Mergers & Acquisitions: How People Factor Into the Deal

2009 was a very interesting year as the economic turmoil inevitably reshaped the way that many companies run themselves. Now that we’re more than halfway through 2010, all signs are indicating continued improvement. Organizations that were able to weather the storm may be on the lookout for prime opportunities to grow (and in some cases downscale) their businesses. Likewise, organizations that didn’t fare so well may be looking for a safe harbor in the form of a more well run business to acquire them.

Upon reflection of what we’ve been through, organizations should be contemplating what the future economy will look like and how they organize their current business for optimal growth and survival. Part of these strategies may entail either strategically selling off certain business segments or buying new ones in order to further market share or innovation.

Beyond the business logic behind the strategy; beyond the price and scope of the deal; one thing always holds true whether you are the buyer or the seller: you’ve got to be organized and have a focused people integration strategy from the start.
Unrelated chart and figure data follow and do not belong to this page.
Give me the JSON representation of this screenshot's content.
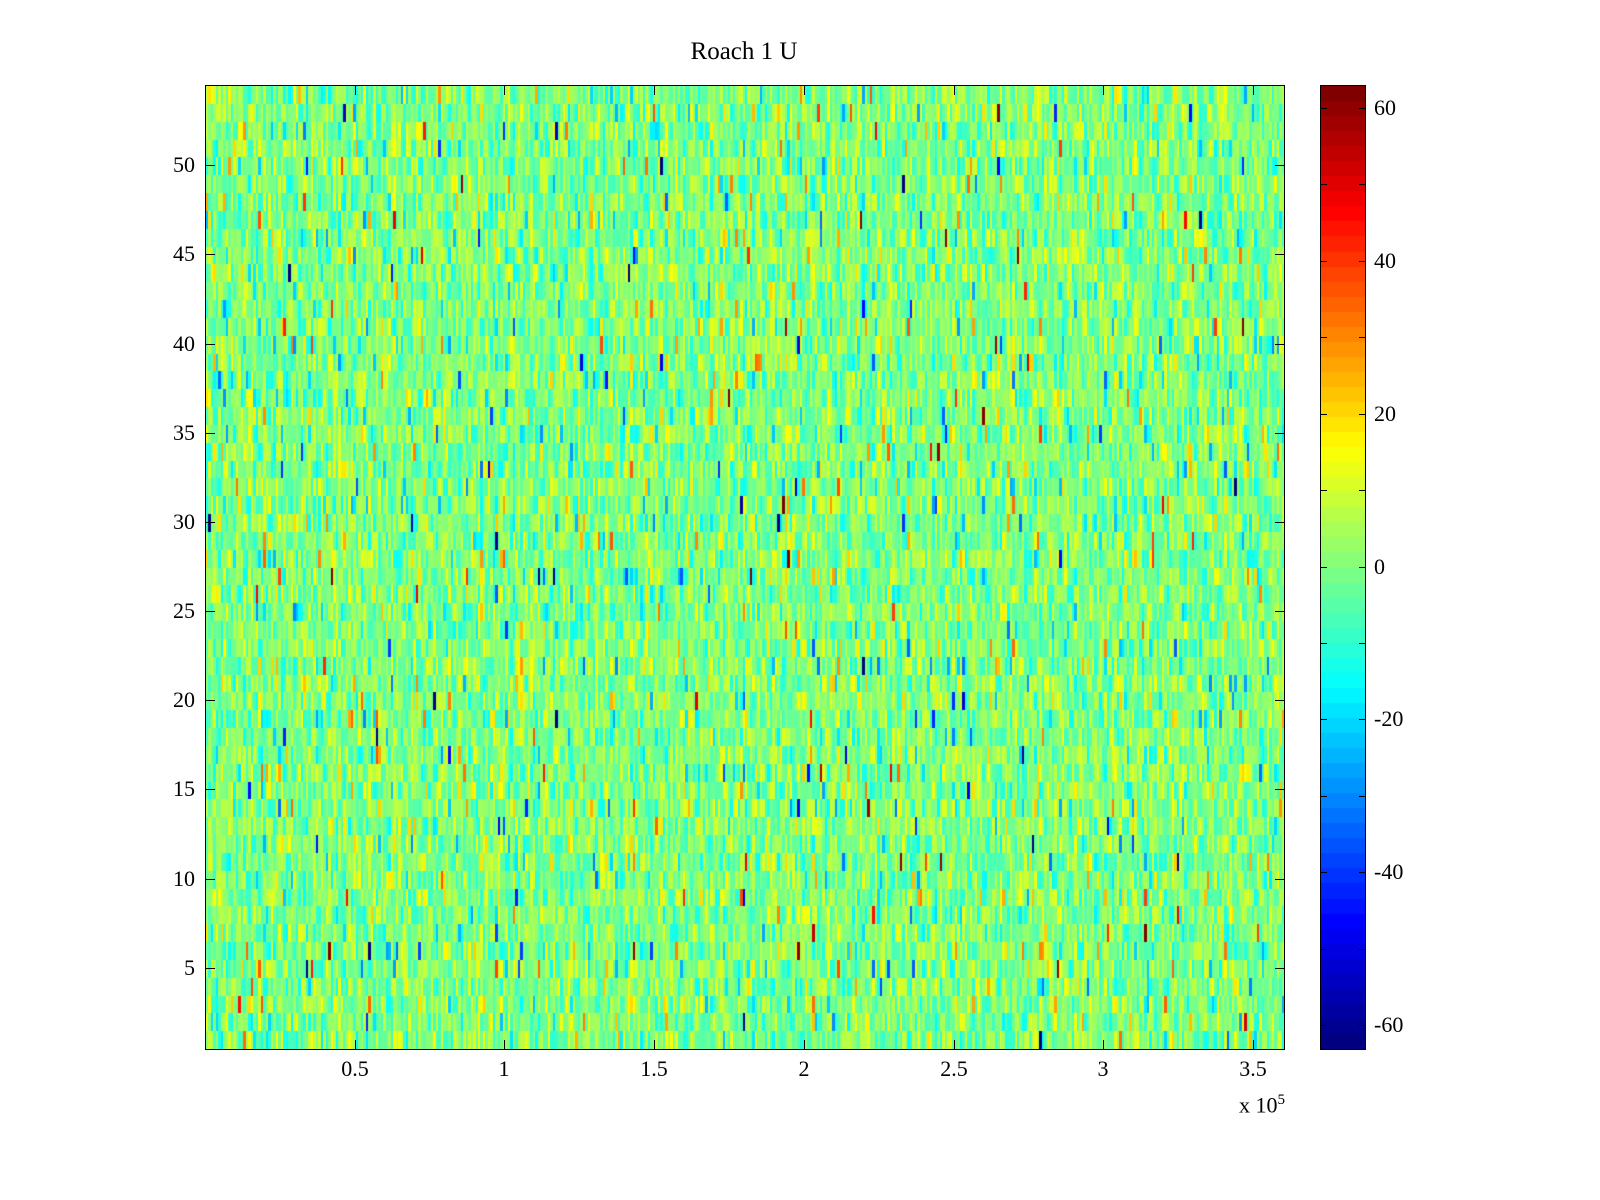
{
  "figure": {
    "background": "#ffffff"
  },
  "chart_data": {
    "type": "heatmap",
    "title": "Roach 1 U",
    "colormap": "jet",
    "x_range": [
      0,
      360000
    ],
    "y_range": [
      0.5,
      54.5
    ],
    "clim": [
      -63,
      63
    ],
    "x_tick_values": [
      50000,
      100000,
      150000,
      200000,
      250000,
      300000,
      350000
    ],
    "x_tick_labels": [
      "0.5",
      "1",
      "1.5",
      "2",
      "2.5",
      "3",
      "3.5"
    ],
    "x_exponent_label": "x 10",
    "x_exponent": "5",
    "y_tick_values": [
      5,
      10,
      15,
      20,
      25,
      30,
      35,
      40,
      45,
      50
    ],
    "y_tick_labels": [
      "5",
      "10",
      "15",
      "20",
      "25",
      "30",
      "35",
      "40",
      "45",
      "50"
    ],
    "colorbar": {
      "tick_values": [
        60,
        40,
        20,
        0,
        -20,
        -40,
        -60
      ],
      "tick_labels": [
        "60",
        "40",
        "20",
        "0",
        "-20",
        "-40",
        "-60"
      ],
      "minor_tick_step": 10,
      "bands": 64
    },
    "grid": {
      "rows": 54,
      "cols": 432
    },
    "noise": {
      "seed": 20240613,
      "mixture": [
        {
          "p": 0.9,
          "std": 8
        },
        {
          "p": 0.09,
          "std": 18
        },
        {
          "p": 0.01,
          "std": 38
        }
      ]
    },
    "content_summary": "Dense random-noise heatmap; values centered near 0 (green), mostly within +/-20, with sparse outliers reaching about +/-60 (red/blue speckles)."
  }
}
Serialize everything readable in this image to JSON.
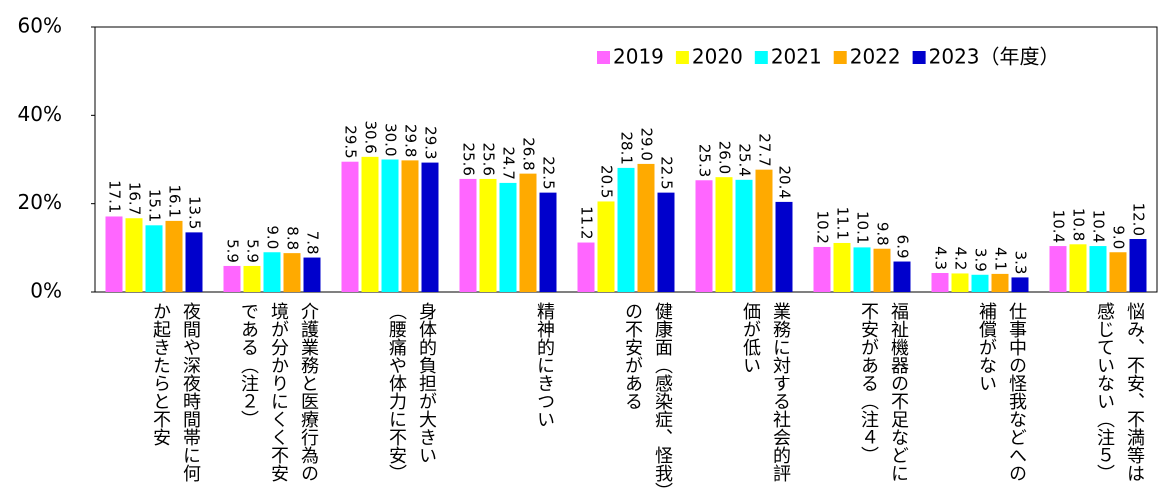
{
  "chart_data": {
    "type": "bar",
    "categories": [
      "夜間や深夜時間帯に何か起きたらと不安",
      "介護業務と医療行為の境が分かりにくく不安である（注２）",
      "身体的負担が大きい（腰痛や体力に不安）",
      "精神的にきつい",
      "健康面（感染症、怪我）の不安がある",
      "業務に対する社会的評価が低い",
      "福祉機器の不足などに不安がある（注４）",
      "仕事中の怪我などへの補償がない",
      "悩み、不安、不満等は感じていない（注５）"
    ],
    "series": [
      {
        "name": "2019",
        "color": "#ff66ff",
        "values": [
          17.1,
          5.9,
          29.5,
          25.6,
          11.2,
          25.3,
          10.2,
          4.3,
          10.4
        ],
        "value_labels": [
          "17.1",
          "5.9",
          "29.5",
          "25.6",
          "11.2",
          "25.3",
          "10.2",
          "4.3",
          "10.4"
        ]
      },
      {
        "name": "2020",
        "color": "#ffff00",
        "values": [
          16.7,
          5.9,
          30.6,
          25.6,
          20.5,
          26.0,
          11.1,
          4.2,
          10.8
        ],
        "value_labels": [
          "16.7",
          "5.9",
          "30.6",
          "25.6",
          "20.5",
          "26.0",
          "11.1",
          "4.2",
          "10.8"
        ]
      },
      {
        "name": "2021",
        "color": "#00ffff",
        "values": [
          15.1,
          9.0,
          30.0,
          24.7,
          28.1,
          25.4,
          10.1,
          3.9,
          10.4
        ],
        "value_labels": [
          "15.1",
          "9.0",
          "30.0",
          "24.7",
          "28.1",
          "25.4",
          "10.1",
          "3.9",
          "10.4"
        ]
      },
      {
        "name": "2022",
        "color": "#ffaa00",
        "values": [
          16.1,
          8.8,
          29.8,
          26.8,
          29.0,
          27.7,
          9.8,
          4.1,
          9.0
        ],
        "value_labels": [
          "16.1",
          "8.8",
          "29.8",
          "26.8",
          "29.0",
          "27.7",
          "9.8",
          "4.1",
          "9.0"
        ]
      },
      {
        "name": "2023（年度）",
        "color": "#0000cc",
        "values": [
          13.5,
          7.8,
          29.3,
          22.5,
          22.5,
          20.4,
          6.9,
          3.3,
          12.0
        ],
        "value_labels": [
          "13.5",
          "7.8",
          "29.3",
          "22.5",
          "22.5",
          "20.4",
          "6.9",
          "3.3",
          "12.0"
        ]
      }
    ],
    "ylim": [
      0,
      60
    ],
    "yticks": [
      {
        "value": 0,
        "label": "0%"
      },
      {
        "value": 20,
        "label": "20%"
      },
      {
        "value": 40,
        "label": "40%"
      },
      {
        "value": 60,
        "label": "60%"
      }
    ],
    "legend": "top-right"
  }
}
If you forget about the people–that create the technology; that innovate the intellectual property; that help you gain market share; and ultimately create revenue–then the very value that you are trying to secure can evaporate right before your eyes.
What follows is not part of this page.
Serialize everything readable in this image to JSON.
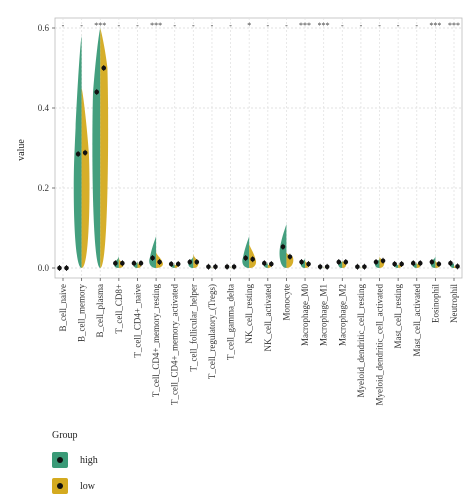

People Make The World Go Around?
Remember the song, “Money Makes the World Go Around”? Well, in the world of mergers and acquisitions, that is mostly true, but at the end of the day, it is actually people that make the world go around. Most deals start out being price-centric for both parties: the buyer wants to get the highest price and the seller wants to get the best value for their money. However, nothing erodes the value of a deal faster than when the people (i.e., the talent, the know-how, the intellectual capital) begin to jump ship because proper planning wasn’t done in advance to contemplate how they will “fit” during the transition.

Planning 101
Having established that people are a critical part of the deal, it is important to have someone with Human Resources experience to help you plan, coordinate and drive all of the people-related issues throughout each of the key phases of an M&A. Specifically during:

• Planning
• Due Diligence
• Negotiation
• Integration

Both the Buyer and Seller will have specific needs that they are trying to achieve and the associated people-related implications should not mistakenly be reserved for the very end during integration. A majority of integration headaches could easily be avoided by having someone paying attention to the people-related issues that exist right from the very beginning.

For example:

M&A Phase People-Related Issues
Planning
  • Are the cultures for the two organizations compatible? Are there contrasting work styles, communication styles or even time zones?
  • Is there a plan for merging the cultures? Will one be dominant, and, if so, how will people operating under the other culture be brought on board?
  • What overlaps exist (e.g., functional, positional, etc.)?
  • Location-specific issues (e.g., availability of talent to backfill, re-allocation of work or office space)?
Due Diligence
  • What are the implications if specific employees decide to leave the company?
  • What can you do to combat the risk or solve for the situation?
  • Are their potential people liabilities the Buyer will inherit (pending employee legal action)?
  • Are compensation and benefits philosophies in alignment (or will you have to upgrade both organizations to keep everyone happy)?
Negotiation
  • What are each organizations strengths, weaknesses, opportunities, and threats in terms of their people?
  • What is each organizations strategy for exploiting and combating these?
  • Will certain leaders of the acquired organization take on or take over a current buyer-side part of the organization? Or will they need to be demoted?
  • Do you need to put retention packages together in order to keep certain key talent around for a period of time post-acquisition?
Integration
  • What is our communication strategy for keeping employees informed? Telling key employees in a timely manner is key to eliminating rumors. Understand when you can share the news from a legal perspective and when you should share the news.
  • How will employee issues be addressed? Every staff person will want to know how the merger is going to affect him or her – Am I going to have a job; will I lose/get stock options, and will I get a pay cut or pay raise? Be prepared to address these and others that may come up.
  • Have you developed communication plans for both the acquired employees as well as your existing employees so that they know what is going on?
  • Is your employment brand intact or diluted? Does it need to be modified given the change in the organization?

Given tomorrow’s economic challenges and uncertainties, any organization contemplating a merger and acquisition will want to make sure they can have as successful of a deal as possible. The key to merger and acquisition success regardless of which side of the equation you are on is to eliminate as much uncertainty up front. The solution is simple: plan ahead and prepare your people-related strategies from the very beginning stages of any potential merger or acquisition. In the end, you’ll save yourselves not only headaches, but also money, which will truly help your world go around.